10. You have six $1 bills, eight $5 bills, two $10 bills , and four $20 bills in your wallet. You select a bill at random. Without replacing the bill, you choose a second bill. What is P($1, then $10)?

A. 77/190
B. 3/100
C. 3/95*****?
D. 2/5

prob = (6/20)(2/19)

= 3/95

you were right

To find the probability of selecting a $1 bill followed by a $10 bill without replacement, we need to calculate the number of favorable outcomes and the total number of possible outcomes.

First, let's determine the total number of bills in your wallet:
Total number of bills = 6 (number of $1 bills) + 8 (number of $5 bills) + 2 (number of $10 bills) + 4 (number of $20 bills) = 20

Now, let's calculate the number of favorable outcomes, which is the number of ways we can select a $1 bill followed by a $10 bill:
Number of ways to select a $1 bill = 6 (since there are 6 $1 bills)
Number of ways to select a $10 bill = 2 (since there are 2 $10 bills)

Since we are choosing without replacement, once we select a $1 bill, we have one less bill in the wallet.

Therefore, the number of favorable outcomes = 6 (number of ways to select a $1 bill) * 2 (number of ways to select a $10 bill) = 12

Finally, we can calculate the probability using the formula:
P($1, then $10) = Number of favorable outcomes / Total number of possible outcomes
P($1, then $10) = 12 / 20 = 3/5

So, the correct answer is D. 2/5

To find the probability of selecting a $1 bill followed by a $10 bill without replacement, we need to calculate the following:

P($1, then $10) = (Number of ways to choose a $1 bill) * (Number of ways to choose a $10 bill) / (Total number of ways to choose two bills without replacement)
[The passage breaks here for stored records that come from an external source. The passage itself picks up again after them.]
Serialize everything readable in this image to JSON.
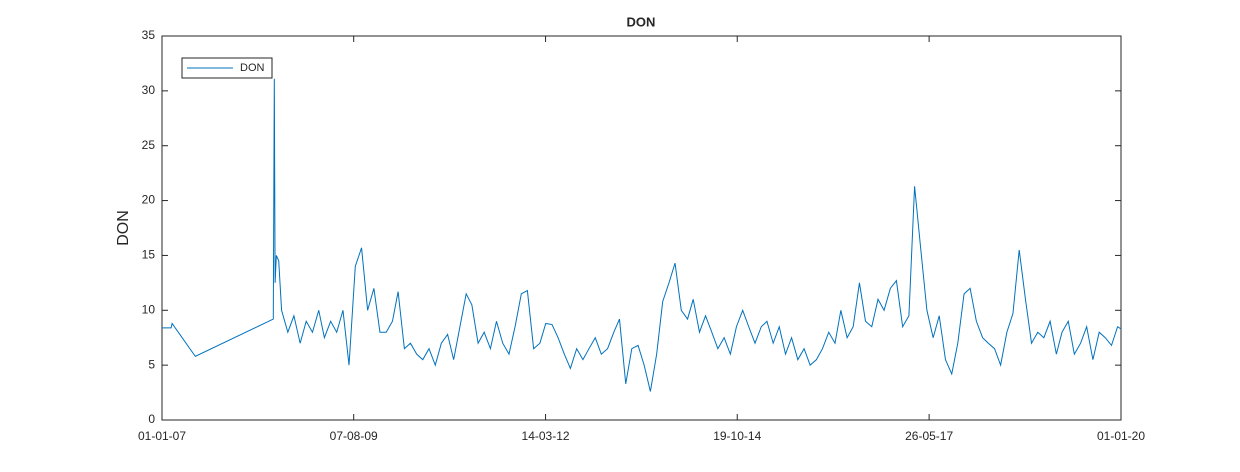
{
  "chart_data": {
    "type": "line",
    "title": "DON",
    "ylabel": "DON",
    "x": [
      "2007-01-01",
      "2007-02-15",
      "2007-02-20",
      "2007-06-15",
      "2008-07-05",
      "2008-07-10",
      "2008-07-14",
      "2008-07-20",
      "2008-08-01",
      "2008-08-15",
      "2008-09-15",
      "2008-10-15",
      "2008-11-15",
      "2008-12-15",
      "2009-01-15",
      "2009-02-15",
      "2009-03-15",
      "2009-04-15",
      "2009-05-15",
      "2009-06-15",
      "2009-07-15",
      "2009-08-15",
      "2009-09-15",
      "2009-10-15",
      "2009-11-15",
      "2009-12-15",
      "2010-01-15",
      "2010-02-15",
      "2010-03-15",
      "2010-04-15",
      "2010-05-15",
      "2010-06-15",
      "2010-07-15",
      "2010-08-15",
      "2010-09-15",
      "2010-10-15",
      "2010-11-15",
      "2010-12-15",
      "2011-01-15",
      "2011-02-15",
      "2011-03-15",
      "2011-04-15",
      "2011-05-15",
      "2011-06-15",
      "2011-07-15",
      "2011-08-15",
      "2011-09-15",
      "2011-10-15",
      "2011-11-15",
      "2011-12-15",
      "2012-01-15",
      "2012-02-15",
      "2012-03-15",
      "2012-04-15",
      "2012-05-15",
      "2012-06-15",
      "2012-07-15",
      "2012-08-15",
      "2012-09-15",
      "2012-10-15",
      "2012-11-15",
      "2012-12-15",
      "2013-01-15",
      "2013-02-15",
      "2013-03-15",
      "2013-04-15",
      "2013-05-15",
      "2013-06-15",
      "2013-07-15",
      "2013-08-15",
      "2013-09-15",
      "2013-10-15",
      "2013-11-15",
      "2013-12-15",
      "2014-01-15",
      "2014-02-15",
      "2014-03-15",
      "2014-04-15",
      "2014-05-15",
      "2014-06-15",
      "2014-07-15",
      "2014-08-15",
      "2014-09-15",
      "2014-10-15",
      "2014-11-15",
      "2014-12-15",
      "2015-01-15",
      "2015-02-15",
      "2015-03-15",
      "2015-04-15",
      "2015-05-15",
      "2015-06-15",
      "2015-07-15",
      "2015-08-15",
      "2015-09-15",
      "2015-10-15",
      "2015-11-15",
      "2015-12-15",
      "2016-01-15",
      "2016-02-15",
      "2016-03-15",
      "2016-04-15",
      "2016-05-15",
      "2016-06-15",
      "2016-07-15",
      "2016-08-15",
      "2016-09-15",
      "2016-10-15",
      "2016-11-15",
      "2016-12-15",
      "2017-01-15",
      "2017-02-15",
      "2017-03-15",
      "2017-04-15",
      "2017-05-15",
      "2017-06-15",
      "2017-07-15",
      "2017-08-15",
      "2017-09-15",
      "2017-10-15",
      "2017-11-15",
      "2017-12-15",
      "2018-01-15",
      "2018-02-15",
      "2018-03-15",
      "2018-04-15",
      "2018-05-15",
      "2018-06-15",
      "2018-07-15",
      "2018-08-15",
      "2018-09-15",
      "2018-10-15",
      "2018-11-15",
      "2018-12-15",
      "2019-01-15",
      "2019-02-15",
      "2019-03-15",
      "2019-04-15",
      "2019-05-15",
      "2019-06-15",
      "2019-07-15",
      "2019-08-15",
      "2019-09-15",
      "2019-10-15",
      "2019-11-15",
      "2019-12-15",
      "2020-01-01"
    ],
    "series": [
      {
        "name": "DON",
        "color": "#0072bd",
        "values": [
          8.4,
          8.4,
          8.8,
          5.8,
          9.2,
          31.1,
          12.5,
          15,
          14.5,
          10,
          8,
          9.5,
          7,
          9,
          8,
          10,
          7.5,
          9,
          8,
          10,
          5,
          14,
          15.7,
          10,
          12,
          8,
          8,
          9,
          11.7,
          6.5,
          7,
          6,
          5.5,
          6.5,
          5,
          7,
          7.8,
          5.5,
          8.5,
          11.5,
          10.5,
          7,
          8,
          6.5,
          9,
          7,
          6,
          8.5,
          11.5,
          11.8,
          6.5,
          7,
          8.8,
          8.7,
          7.5,
          6,
          4.7,
          6.5,
          5.5,
          6.5,
          7.5,
          6,
          6.5,
          8,
          9.2,
          3.3,
          6.5,
          6.8,
          5,
          2.6,
          6,
          10.8,
          12.5,
          14.3,
          10,
          9.2,
          11,
          8,
          9.5,
          8,
          6.5,
          7.5,
          6,
          8.5,
          10,
          8.5,
          7,
          8.5,
          9,
          7,
          8.5,
          6,
          7.5,
          5.5,
          6.5,
          5,
          5.5,
          6.5,
          8,
          7,
          10,
          7.5,
          8.5,
          12.5,
          9,
          8.5,
          11,
          10,
          12,
          12.7,
          8.5,
          9.5,
          21.3,
          15.5,
          10,
          7.5,
          9.5,
          5.5,
          4.2,
          7,
          11.5,
          12,
          9,
          7.5,
          7,
          6.5,
          5,
          8,
          9.7,
          15.5,
          11,
          7,
          8,
          7.5,
          9,
          6,
          8,
          9,
          6,
          7,
          8.5,
          5.5,
          8,
          7.5,
          6.8,
          8.5,
          8.3
        ]
      }
    ],
    "xlim": [
      "2007-01-01",
      "2020-01-01"
    ],
    "xticks": [
      {
        "value": "2007-01-01",
        "label": "01-01-07"
      },
      {
        "value": "2009-08-07",
        "label": "07-08-09"
      },
      {
        "value": "2012-03-14",
        "label": "14-03-12"
      },
      {
        "value": "2014-10-19",
        "label": "19-10-14"
      },
      {
        "value": "2017-05-26",
        "label": "26-05-17"
      },
      {
        "value": "2020-01-01",
        "label": "01-01-20"
      }
    ],
    "ylim": [
      0,
      35
    ],
    "yticks": [
      0,
      5,
      10,
      15,
      20,
      25,
      30,
      35
    ],
    "grid": false,
    "legend": "northwest"
  }
}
1. The number of ways to choose a $1 bill is 6, as there are six $1 bills in your wallet.

2. The number of ways to choose a $10 bill is 2, as there are two $10 bills in your wallet.

3. The total number of ways to choose two bills without replacement can be calculated as the number of ways to choose any two bills from the total number of bills in the wallet, which is:

Total number of ways = (Number of ways to choose the first bill) * (Number of ways to choose the second bill)

Number of ways to choose the first bill = Total number of bills = 6 + 8 + 2 + 4 = 20

Number of ways to choose the second bill = Total number of bills - 1, since we are not replacing the first bill = 20 - 1 = 19

Therefore, the total number of ways to choose two bills without replacement is:

Total number of ways = 20 * 19 = 380

Now let's substitute these values to calculate the probability:

P($1, then $10) = (Number of ways to choose a $1 bill) * (Number of ways to choose a $10 bill) / (Total number of ways to choose two bills without replacement)

P($1, then $10) = (6 * 2) / 380

P($1, then $10) = 12 / 380

Simplifying the fraction, we get:

P($1, then $10) = 3 / 95

Therefore, the correct answer is C. 3/95.